Parrot Training: Feasibility and Evaluation
PT-AE Generation: A Joint Transferability and Perception Perspective
Optimized Black-Box PT-AE Attacks
White-box attacks: Adversarial audio attacks [28], [114], [72], [101], [105], [32], [43], [118], [43], [29], [118] can be categorized into white-box and black-box attacks depending on their attack knowledge level. White-box attacks [28], [95] assumed the knowledge of the target model and leveraged the gradient information of the target model to generate highly effective AEs. Some recent studies aimed at improving the practicality of white-box attacks [72], [52] via adding the perturbation to the original speech signal without synchronization, albeit still assuming nearly full knowledge of the target model.
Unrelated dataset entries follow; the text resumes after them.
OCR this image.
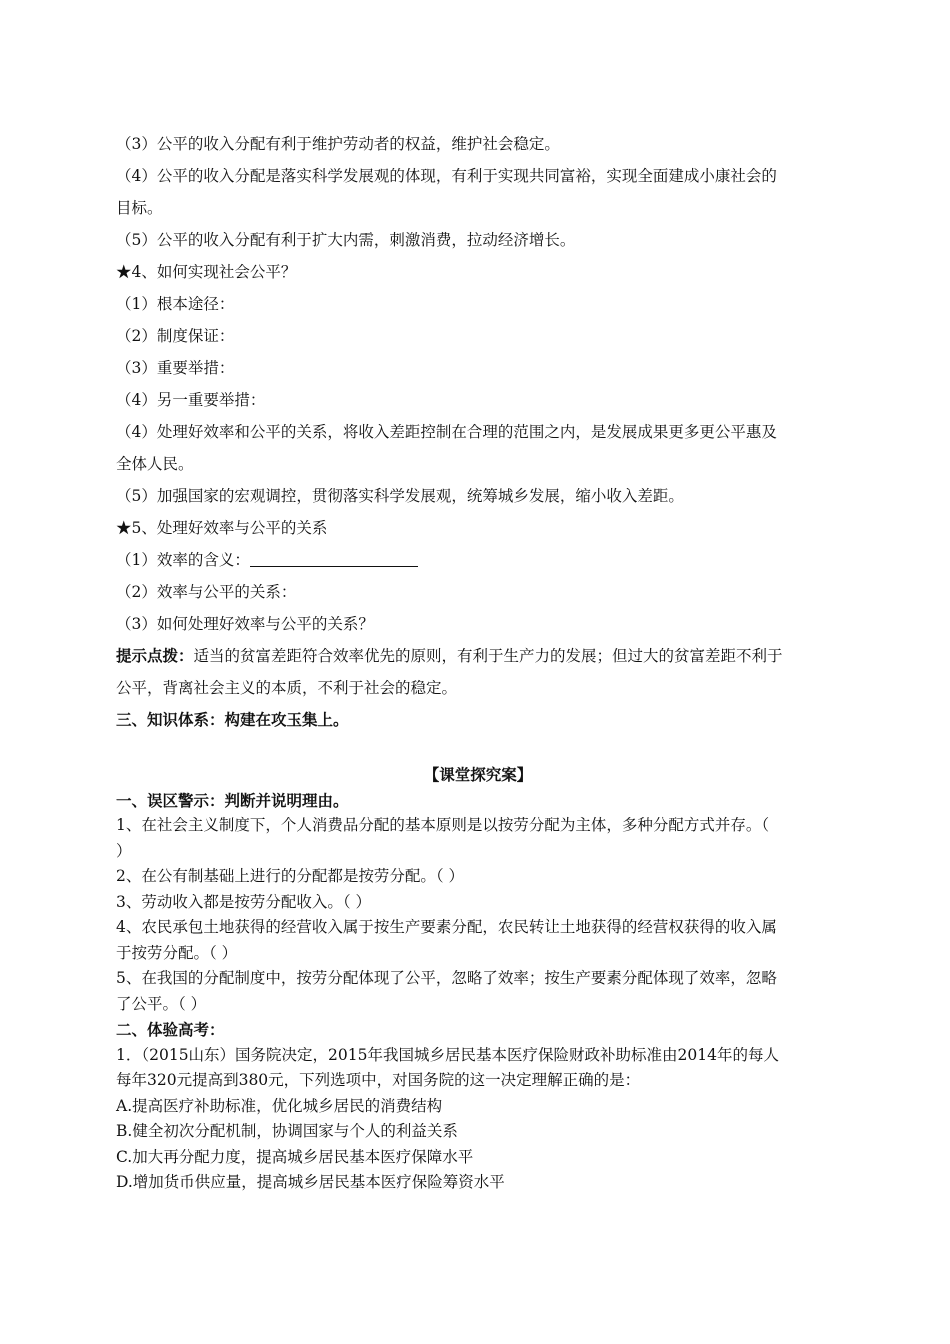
（3）公平的收入分配有利于维护劳动者的权益，维护社会稳定。
（4）公平的收入分配是落实科学发展观的体现，有利于实现共同富裕，实现全面建成小康社会的
目标。
（5）公平的收入分配有利于扩大内需，刺激消费，拉动经济增长。
★4、如何实现社会公平？
（1）根本途径：
（2）制度保证：
（3）重要举措：
（4）另一重要举措：
（4）处理好效率和公平的关系，将收入差距控制在合理的范围之内，是发展成果更多更公平惠及
全体人民。
（5）加强国家的宏观调控，贯彻落实科学发展观，统筹城乡发展，缩小收入差距。
★5、处理好效率与公平的关系
（1）效率的含义：
（2）效率与公平的关系：
（3）如何处理好效率与公平的关系？
提示点拨：适当的贫富差距符合效率优先的原则，有利于生产力的发展；但过大的贫富差距不利于
公平，背离社会主义的本质，不利于社会的稳定。
三、知识体系：构建在攻玉集上。
【课堂探究案】
一、误区警示：判断并说明理由。
1、在社会主义制度下，个人消费品分配的基本原则是以按劳分配为主体，多种分配方式并存。（
）
2、在公有制基础上进行的分配都是按劳分配。（ ）
3、劳动收入都是按劳分配收入。（ ）
4、农民承包土地获得的经营收入属于按生产要素分配，农民转让土地获得的经营权获得的收入属
于按劳分配。（ ）
5、在我国的分配制度中，按劳分配体现了公平，忽略了效率；按生产要素分配体现了效率，忽略
了公平。（ ）
二、体验高考：
1．（2015山东）国务院决定，2015年我国城乡居民基本医疗保险财政补助标准由2014年的每人
每年320元提高到380元，下列选项中，对国务院的这一决定理解正确的是：
A.提高医疗补助标准，优化城乡居民的消费结构
B.健全初次分配机制，协调国家与个人的利益关系
C.加大再分配力度，提高城乡居民基本医疗保障水平
D.增加货币供应量，提高城乡居民基本医疗保险筹资水平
Query-based black-box attacks: Existing black-box attacks [29], [118], [101], [105], [74], [113] assumed no access to the internal knowledge of target models, and most black-box attacks attempted to know the target model via a querying (or probing) strategy. The query-based attacks [29], [43], [118], [113], [74] needed to interact with the target model to get the internal prediction scores [29], [105], [32], [113] or hard label results [118], [74]. A large number of queries were necessary for the black-box attack to be effective. For example, Occam [118] needed over 10,000 queries to achieve a high ASR. This makes the attack strategy cumbersome to launch, especially in over-the-air scenarios. The PT-AE attack does not require any probing to the target model.
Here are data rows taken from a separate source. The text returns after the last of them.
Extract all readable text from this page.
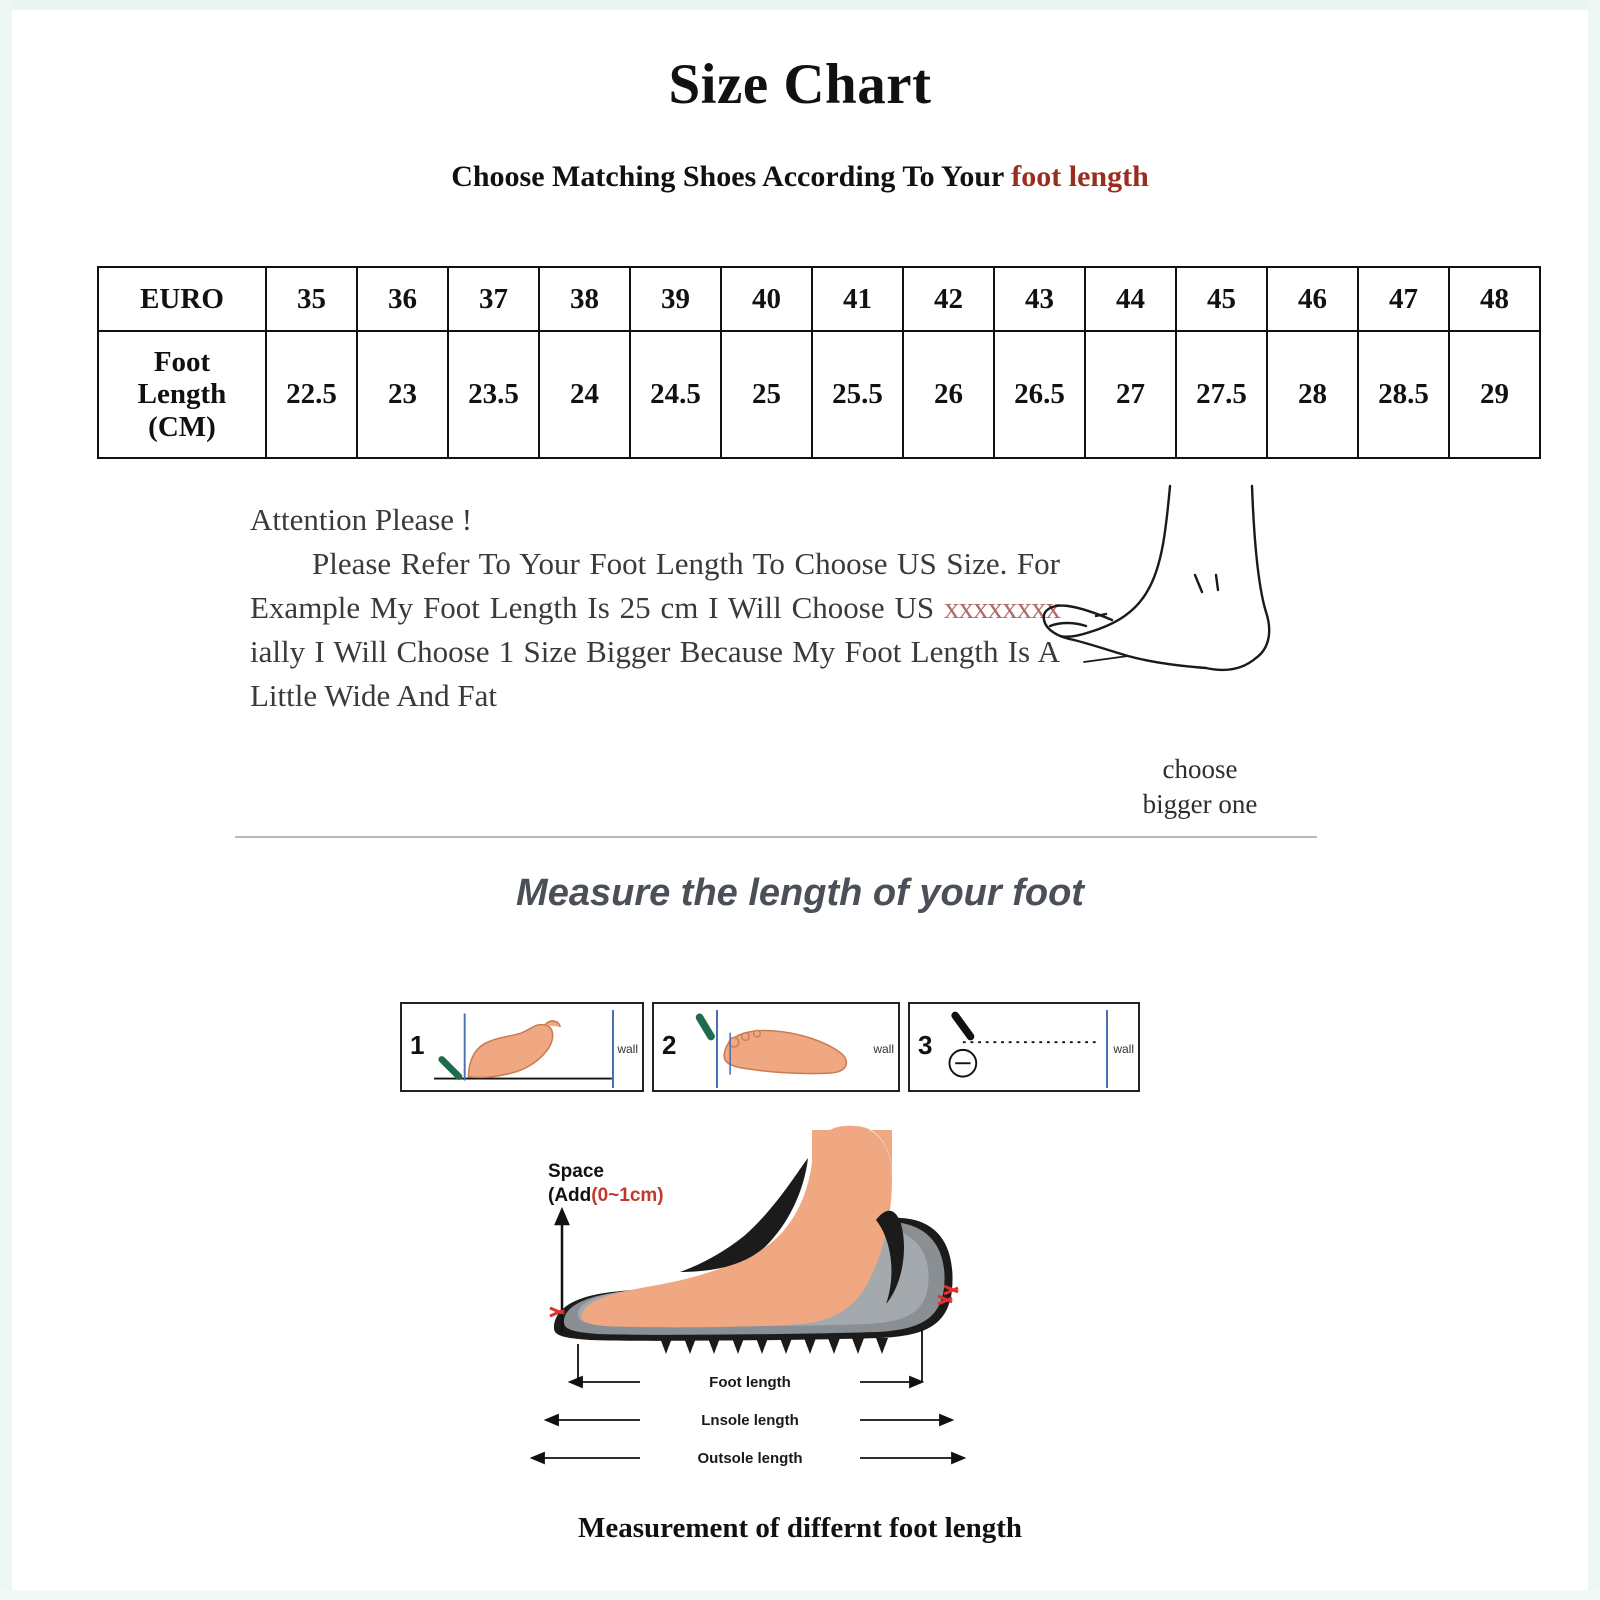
Size Chart
Choose Matching Shoes According To Your foot length
EURO	35	36	37	38	39	40	41	42	43	44	45	46	47	48

Foot
Length
(CM)	22.5	23	23.5	24	24.5	25	25.5	26	26.5	27	27.5	28	28.5	29

Attention Please !

Please Refer To Your Foot Length To Choose US Size. For Example My Foot Length Is 25 cm I Will Choose US xxxxxxxx ially I Will Choose 1 Size Bigger Because My Foot Length Is A Little Wide And Fat

choose
bigger one
Measure the length of your foot
1	wall 2	wall 3	wall
Space
(Add(0~1cm)
Foot length
Lnsole length
Outsole length
Measurement of differnt foot length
Transfer-based black-box attacks: The transfer-based attacks [17], [44], [30] commonly assumed no interaction or limited probing [32] to the target model. For example, Kenansville [17] manipulated the phoneme of the speech to achieve an untargeted attack. QFA2SR [30] focused on building the surrogate models with specific ensemble strategies to enhance the transferability of AEs by assuming knowing several speech samples of all the enrolled speakers of the target model. Compared with QFA2SR, we further minimize the knowledge and only assume a short speech sample of the target speaker for the attacker. Even with the most limited attack knowledge, we propose a new PT-AE strategy that creates more effective AEs against the target model.
Audio attacks considering the perception quality: Some recent studies [95], [52], [74] leveraged the psychoacoustic feature to optimize the carriers and improve the perception of AEs. Meanwhile, [44], [113] manipulated the features of an audio signal to create AEs with good perceptual quality. In addition, there are audio attack strategies [116], [26], [16], [114] focusing on improving the stealthiness of the AEs. For example, dolphin attack [116] used ultrasounds to generate imperceptible AEs. The human study in this work defines the metric of SRS to quantify the speech quality using a similar regression procedure motivated by the qDev model in [44] that was created to measure the music quality. We then design a new TPR framework built upon the SRS metric to jointly evaluate both the transferability and perception of PT-AEs.